What is the first thing that comes to mind when you think of Mexican food? I’m sure your mouth is watering just thinking about tacos, burritos, enchiladas, and spicy food. But did you know that the taco is not even the most popular Mexican dish? And actually, tacos in Mexico are never hard and crunchy (tostadas and tacos dorados, however, are quite crunchy!)
Mexicans are tough critics about a great taco. I personally define tacos as the perfect trilogy of a soft corn tortilla, a filling, and salsa. If you replace one of these, this is no longer a taco. So, if you come to Mexico do not expect to find a hard taco like they prepare at Taco Bell, because it does not exist in Mexico. Just enjoy the street food and be open to new things when it comes to food.
Chillies, alongside beans and corn, are the foundation of Mexican cuisine and found in most Mexican dishes, so it’s not surprising to find them in most recipes! Some extra chilli and a few sweat drops will not kill you. However, not all chillies are spicy and not all Mexican dishes have chilli in them. Because not all Mexicans tolerate spicy food. Salsas are a tasty and fun way to eat your meat or chicken. If you aren’t prepared to spicy food, it can be easy to feel as if you’ve been set on fire, mouth first.

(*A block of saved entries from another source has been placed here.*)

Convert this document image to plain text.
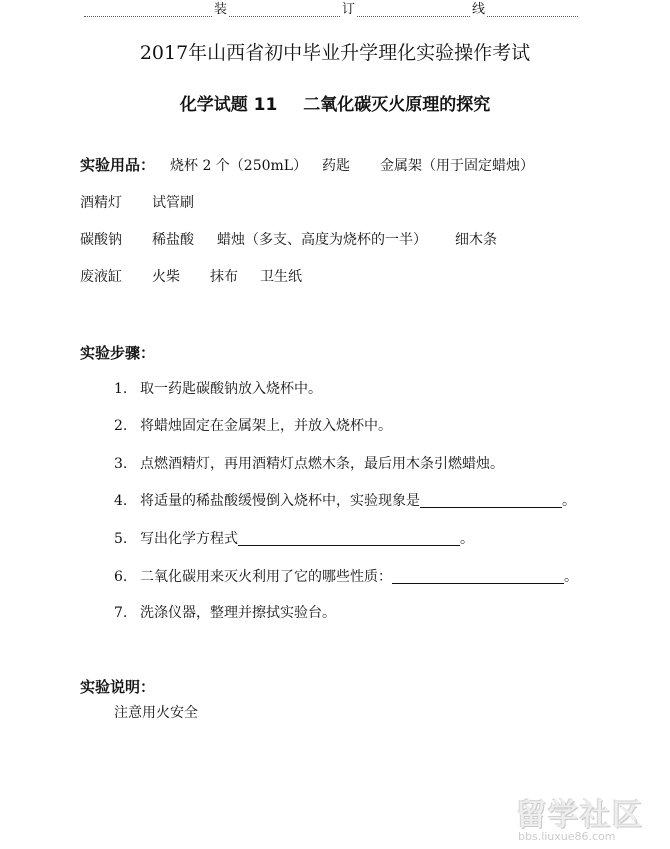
装	订	线
2017年山西省初中毕业升学理化实验操作考试
化学试题 11 二氧化碳灭火原理的探究
实验用品： 烧杯 2 个（250mL） 药匙 金属架（用于固定蜡烛）
酒精灯 试管刷
碳酸钠 稀盐酸 蜡烛（多支、高度为烧杯的一半） 细木条
废液缸 火柴 抹布 卫生纸
实验步骤：
1. 取一药匙碳酸钠放入烧杯中。
2. 将蜡烛固定在金属架上，并放入烧杯中。
3. 点燃酒精灯，再用酒精灯点燃木条，最后用木条引燃蜡烛。
4. 将适量的稀盐酸缓慢倒入烧杯中，实验现象是	。
5. 写出化学方程式	。
6. 二氧化碳用来灭火利用了它的哪些性质：	。
7. 洗涤仪器，整理并擦拭实验台。
实验说明：
注意用火安全
留学社区
bbs.liuxue86.com
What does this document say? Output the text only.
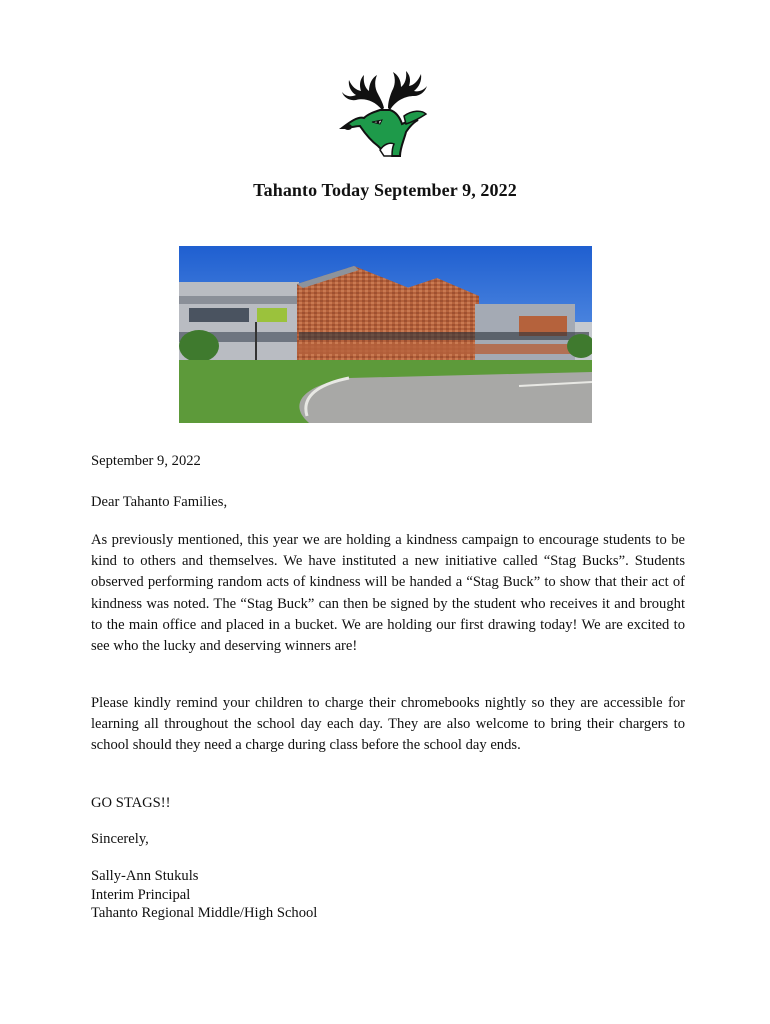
Tahanto Today September 9, 2022
September 9, 2022
Dear Tahanto Families,
As previously mentioned, this year we are holding a kindness campaign to encourage students to be kind to others and themselves. We have instituted a new initiative called “Stag Bucks”. Students observed performing random acts of kindness will be handed a “Stag Buck” to show that their act of kindness was noted. The “Stag Buck” can then be signed by the student who receives it and brought to the main office and placed in a bucket. We are holding our first drawing today! We are excited to see who the lucky and deserving winners are!
Please kindly remind your children to charge their chromebooks nightly so they are accessible for learning all throughout the school day each day. They are also welcome to bring their chargers to school should they need a charge during class before the school day ends.
GO STAGS!!
Sincerely,
Sally-Ann Stukuls
Interim Principal
Tahanto Regional Middle/High School
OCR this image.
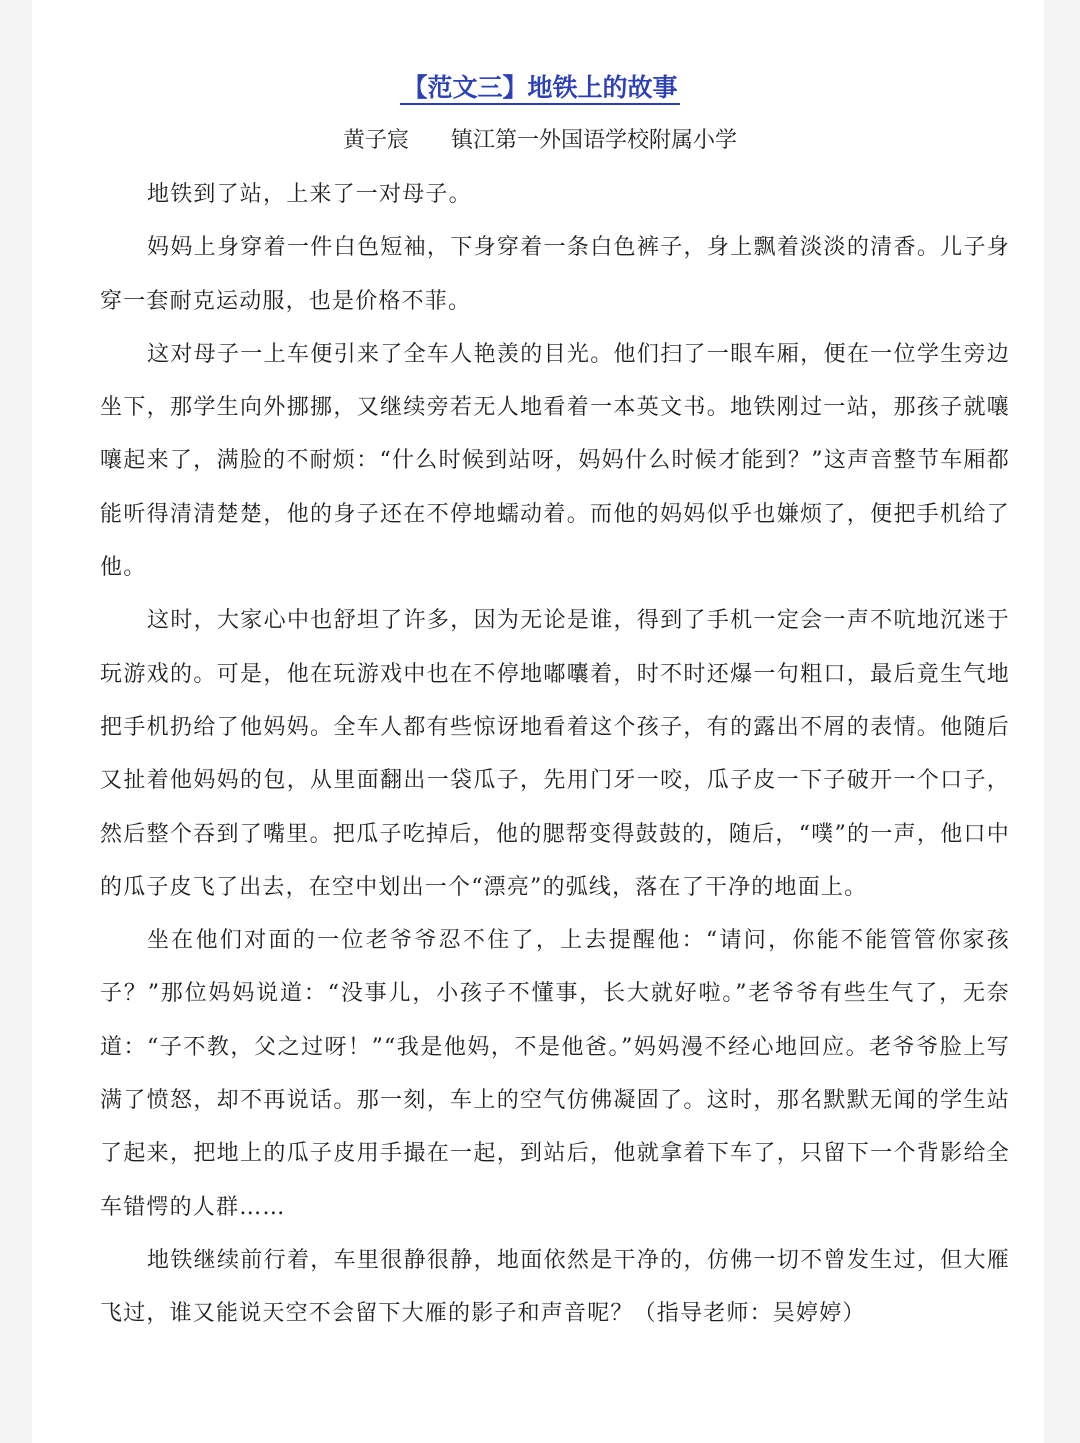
【范文三】地铁上的故事
黄子宸      镇江第一外国语学校附属小学

地铁到了站，上来了一对母子。

妈妈上身穿着一件白色短袖，下身穿着一条白色裤子，身上飘着淡淡的清香。儿子身穿一套耐克运动服，也是价格不菲。

这对母子一上车便引来了全车人艳羡的目光。他们扫了一眼车厢，便在一位学生旁边坐下，那学生向外挪挪，又继续旁若无人地看着一本英文书。地铁刚过一站，那孩子就嚷嚷起来了，满脸的不耐烦：“什么时候到站呀，妈妈什么时候才能到？”这声音整节车厢都能听得清清楚楚，他的身子还在不停地蠕动着。而他的妈妈似乎也嫌烦了，便把手机给了他。

这时，大家心中也舒坦了许多，因为无论是谁，得到了手机一定会一声不吭地沉迷于玩游戏的。可是，他在玩游戏中也在不停地嘟囔着，时不时还爆一句粗口，最后竟生气地把手机扔给了他妈妈。全车人都有些惊讶地看着这个孩子，有的露出不屑的表情。他随后又扯着他妈妈的包，从里面翻出一袋瓜子，先用门牙一咬，瓜子皮一下子破开一个口子，然后整个吞到了嘴里。把瓜子吃掉后，他的腮帮变得鼓鼓的，随后，“噗”的一声，他口中的瓜子皮飞了出去，在空中划出一个“漂亮”的弧线，落在了干净的地面上。

坐在他们对面的一位老爷爷忍不住了，上去提醒他：“请问，你能不能管管你家孩子？”那位妈妈说道：“没事儿，小孩子不懂事，长大就好啦。”老爷爷有些生气了，无奈道：“子不教，父之过呀！”“我是他妈，不是他爸。”妈妈漫不经心地回应。老爷爷脸上写满了愤怒，却不再说话。那一刻，车上的空气仿佛凝固了。这时，那名默默无闻的学生站了起来，把地上的瓜子皮用手撮在一起，到站后，他就拿着下车了，只留下一个背影给全车错愕的人群……

地铁继续前行着，车里很静很静，地面依然是干净的，仿佛一切不曾发生过，但大雁飞过，谁又能说天空不会留下大雁的影子和声音呢？（指导老师：吴婷婷）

On the other hand, Mexico offers a wide array of dishes for our palates that Mexicans are very proud of. Great-looking and great-tasting delicacies wait for you when you travel to this amazing country.
Mole is a thick sauce is typically made from various chiles (red, green, black poblano, etc) with any number of other ingredients including almonds or other nuts, bread, raisins, plantains, chocolate, cloves, cinnamon, pepper, cumin, and other. There are over three hundred moles prepared in different towns of Puebla state, each with its special variation. Recipes are closely held family secrets and passed down through the generations.

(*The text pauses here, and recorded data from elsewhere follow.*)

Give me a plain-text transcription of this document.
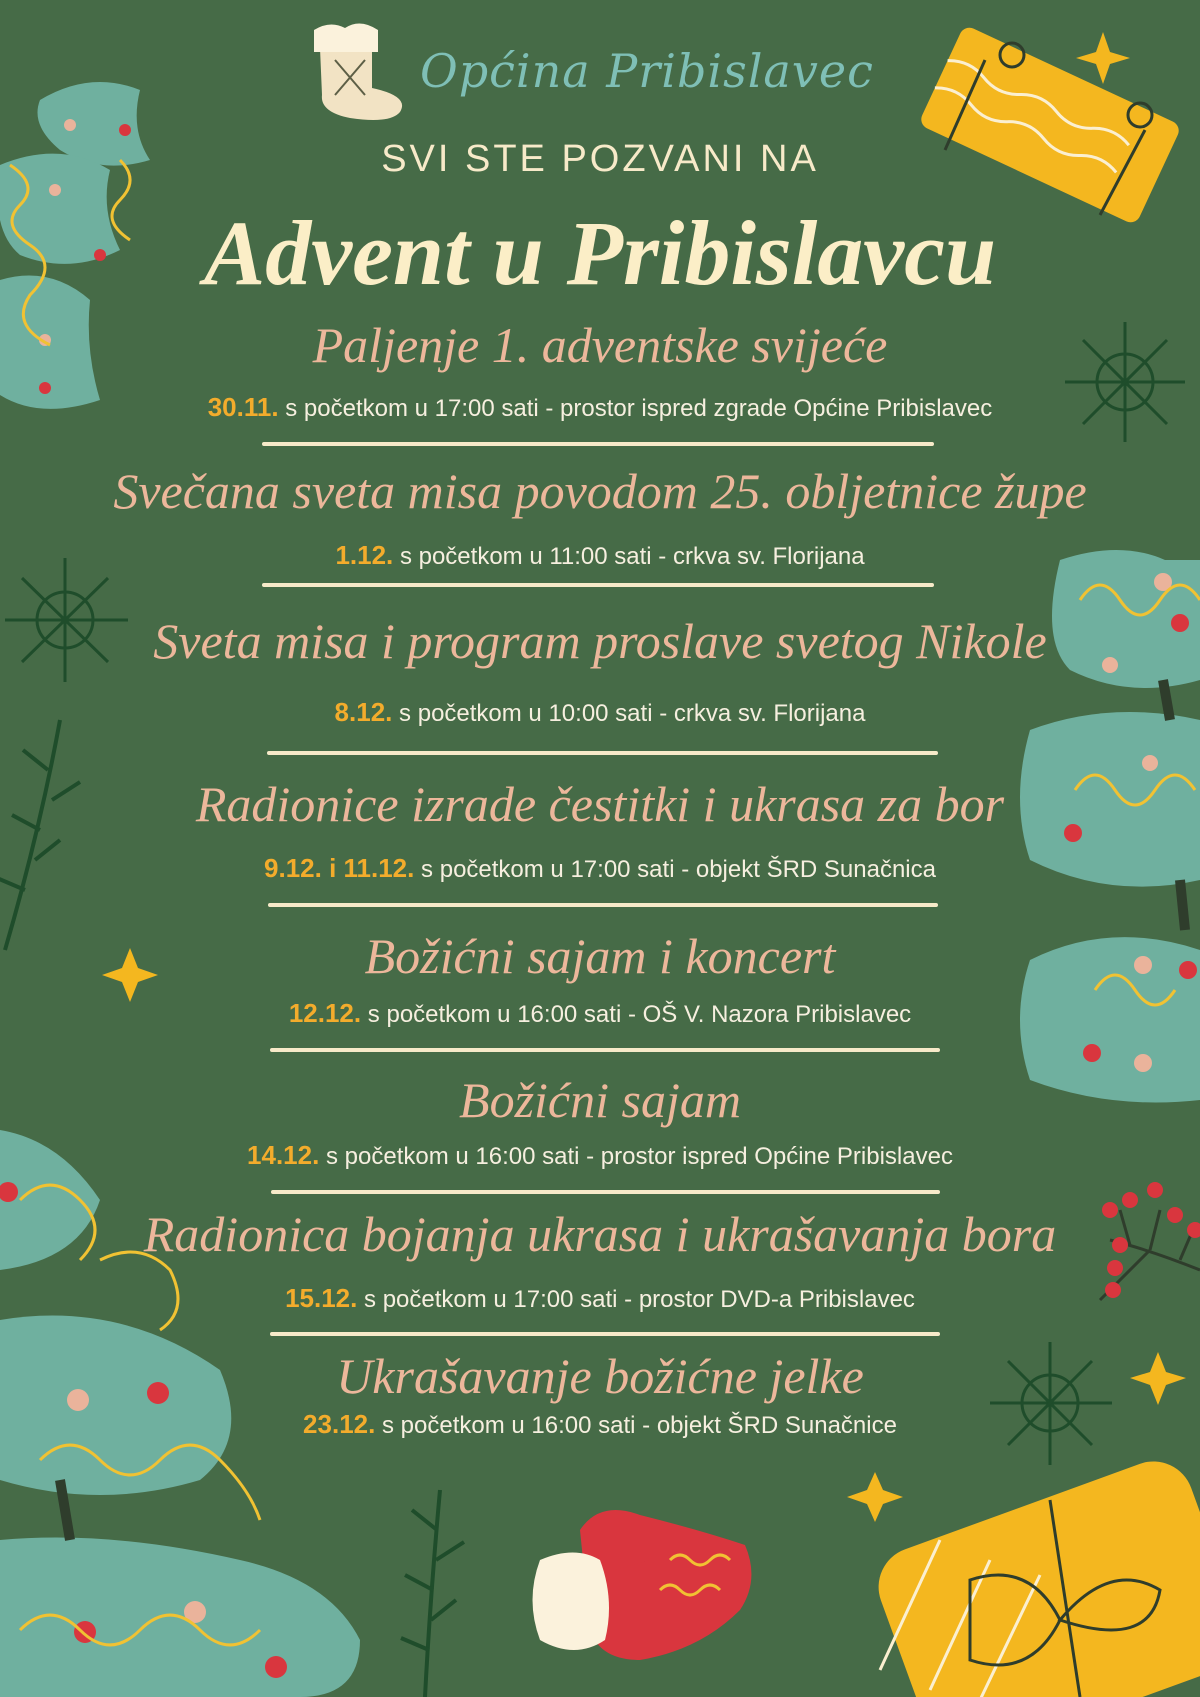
Općina Pribislavec
SVI STE POZVANI NA
Advent u Pribislavcu
Paljenje 1. adventske svijeće
30.11. s početkom u 17:00 sati - prostor ispred zgrade Općine Pribislavec
Svečana sveta misa povodom 25. obljetnice župe
1.12. s početkom u 11:00 sati - crkva sv. Florijana
Sveta misa i program proslave svetog Nikole
8.12. s početkom u 10:00 sati - crkva sv. Florijana
Radionice izrade čestitki i ukrasa za bor
9.12. i 11.12. s početkom u 17:00 sati - objekt ŠRD Sunačnica
Božićni sajam i koncert
12.12. s početkom u 16:00 sati - OŠ V. Nazora Pribislavec
Božićni sajam
14.12. s početkom u 16:00 sati - prostor ispred Općine Pribislavec
Radionica bojanja ukrasa i ukrašavanja bora
15.12. s početkom u 17:00 sati - prostor DVD-a Pribislavec
Ukrašavanje božićne jelke
23.12. s početkom u 16:00 sati - objekt ŠRD Sunačnice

Cochinita is made with slow-roasted suckling pig seasoned with achiote paste (a bright-red seed native to Mexico), bitter oranges, onion, cumin, and other spices. The heat level depends on whether the chef uses habanero peppers in the mix. It is claimed that Habaneros are the hottest peppers on earth, and you will know their fury if you just pop a few in your mouth without thinking. Even if your cochinita ends up being mild and slightly sweet (like most versions) there is always a tiny bowl of sliced red onions and habaneros on the table that have been soaking in lime. Sprinkle a little bit of that on your taco and watch the smoke come out of your ears.

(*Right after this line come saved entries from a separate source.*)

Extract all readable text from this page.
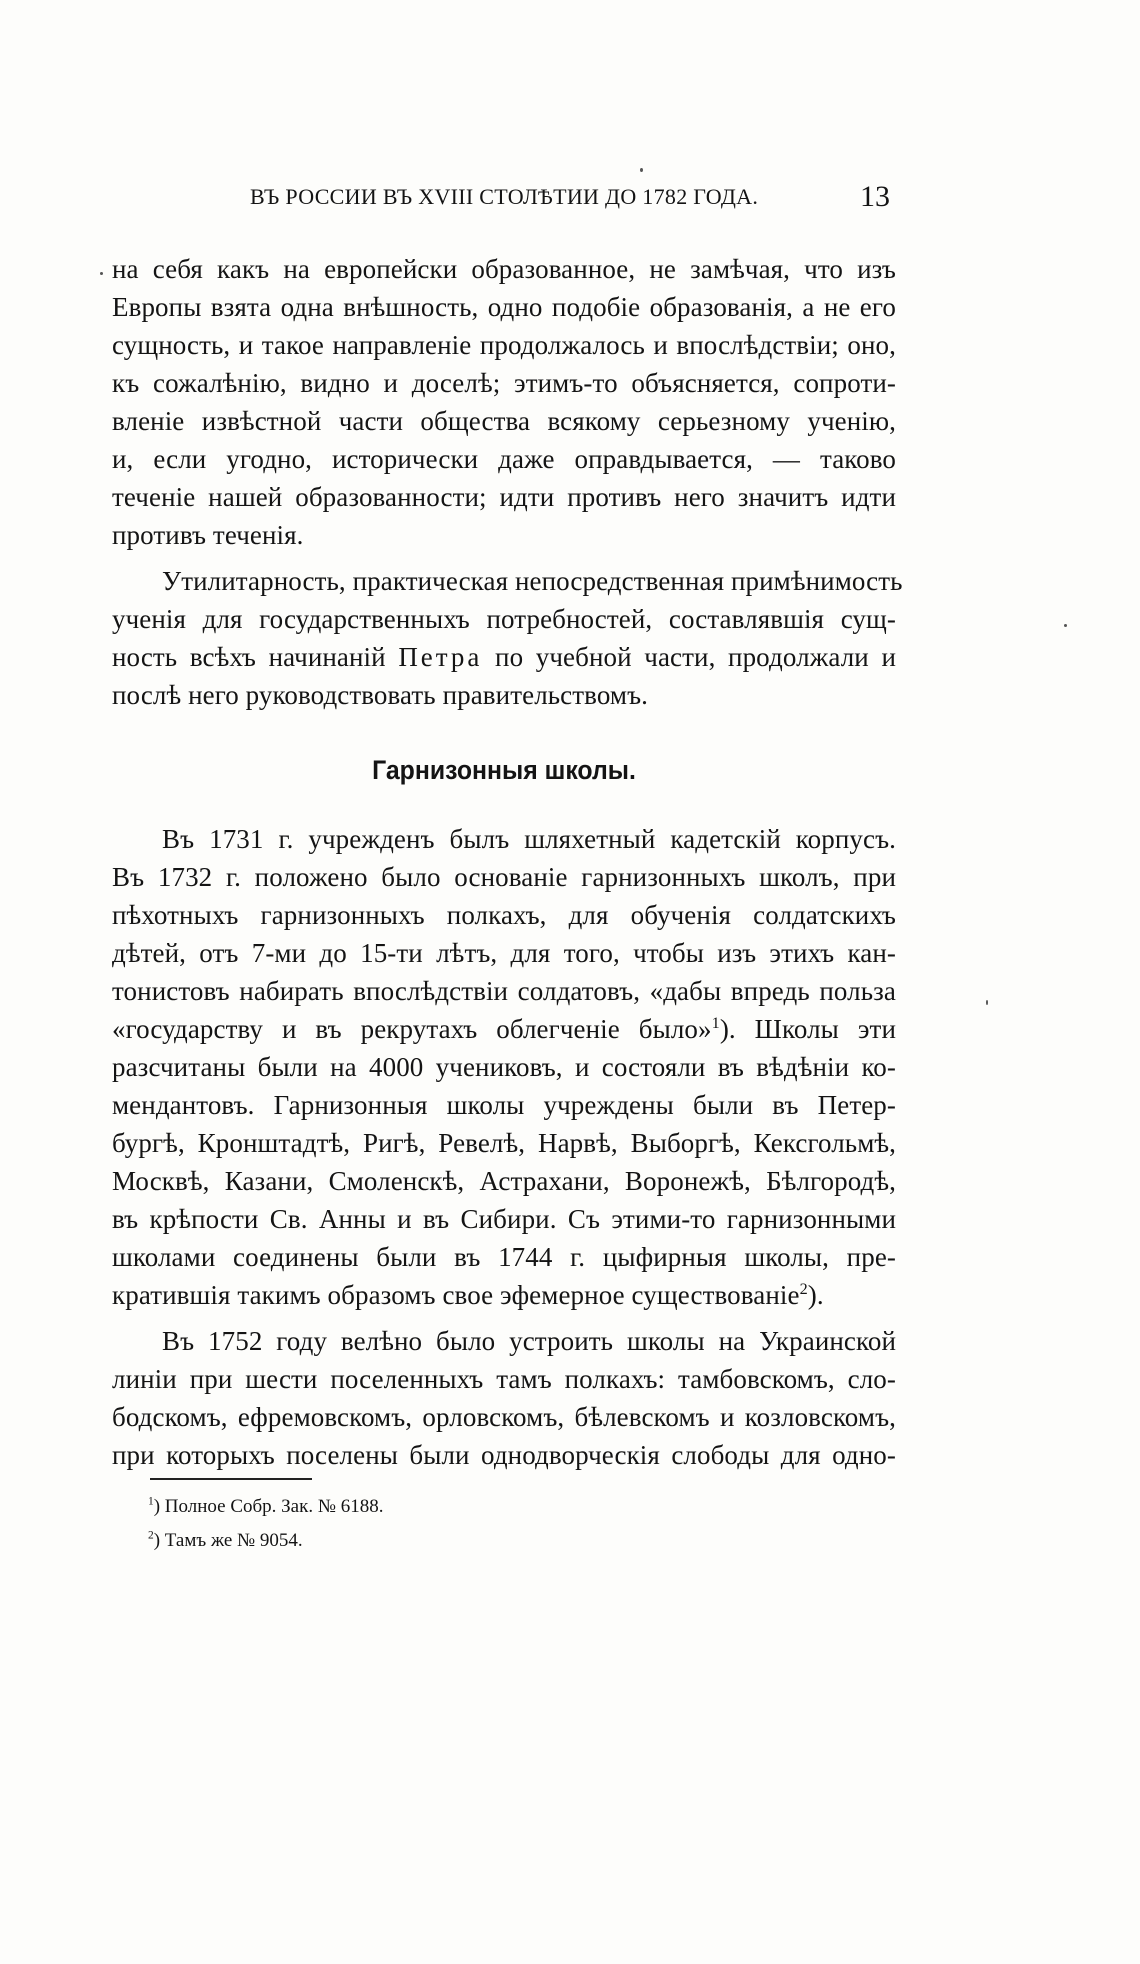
ВЪ РОССИИ ВЪ XVIII СТОЛѢТИИ ДО 1782 ГОДА.	13
на себя какъ на европейски образованное, не замѣчая, что изъ
Европы взята одна внѣшность, одно подобіе образованія, а не его
сущность, и такое направленіе продолжалось и впослѣдствіи; оно,
къ сожалѣнію, видно и доселѣ; этимъ-то объясняется, сопроти-
вленіе извѣстной части общества всякому серьезному ученію,
и, если угодно, исторически даже оправдывается, — таково
теченіе нашей образованности; идти противъ него значитъ идти
противъ теченія.
Утилитарность, практическая непосредственная примѣнимость
ученія для государственныхъ потребностей, составлявшія сущ-
ность всѣхъ начинаній Петра по учебной части, продолжали и
послѣ него руководствовать правительствомъ.
Гарнизонныя школы.
Въ 1731 г. учрежденъ былъ шляхетный кадетскій корпусъ.
Въ 1732 г. положено было основаніе гарнизонныхъ школъ, при
пѣхотныхъ гарнизонныхъ полкахъ, для обученія солдатскихъ
дѣтей, отъ 7-ми до 15-ти лѣтъ, для того, чтобы изъ этихъ кан-
тонистовъ набирать впослѣдствіи солдатовъ, «дабы впредь польза
«государству и въ рекрутахъ облегченіе было»$^1$). Школы эти
разсчитаны были на 4000 учениковъ, и состояли въ вѣдѣніи ко-
мендантовъ. Гарнизонныя школы учреждены были въ Петер-
бургѣ, Кронштадтѣ, Ригѣ, Ревелѣ, Нарвѣ, Выборгѣ, Кексгольмѣ,
Москвѣ, Казани, Смоленскѣ, Астрахани, Воронежѣ, Бѣлгородѣ,
въ крѣпости Св. Анны и въ Сибири. Съ этими-то гарнизонными
школами соединены были въ 1744 г. цыфирныя школы, пре-
кратившія такимъ образомъ свое эфемерное существованіе$^2$).
Въ 1752 году велѣно было устроить школы на Украинской
линіи при шести поселенныхъ тамъ полкахъ: тамбовскомъ, сло-
бодскомъ, ефремовскомъ, орловскомъ, бѣлевскомъ и козловскомъ,
при которыхъ поселены были однодворческія слободы для одно-
$^1$) Полное Собр. Зак. № 6188.
$^2$) Тамъ же № 9054.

Chilaquiles, Mexico’s most beloved breakfast dish, has a basic look to it. The dish consists of deep-fried day tortilla slices bathed in a red or green sauce and covered with dollops of fresh cream, slices of raw onion, shredded cheese and then usually shredded chicken breast or a fried egg. Sounds delicious, right? It is! But it can also be blow-your-brains-out hot. This all depends on the salsa and the chilli. Always ask at a restaurant which is hotter (if it matters to you), as they usually have an option for those who like it hot, and those who don’t.
Served on Sinaloa state, this spicy snack has to be served with an ice-cold beer or you might never finish it. Aguachile is a kind of Mexican ceviche, that famous Peruvian dish made of raw fish and onions cooked in lime. This variation is made with raw shrimp, which are also “cooked” by lime juice but also mixed with fresh ground chilli peppers or a fresh green chilli. The chillies are ground with a little bit of water to make a sauce, giving the dish its name: agua (water) chile (pepper). This dish will make a day at the beach even hotter, but it’s so delicious.
For dessert, these are a must-try: tres leches (a kind of cake), cajeta, cochinito de piloncillo (these look like cookies), and of course, you have to have the authentic Mexican churro!
Be sure to try these dishes on your visit. I hope you savor them soon!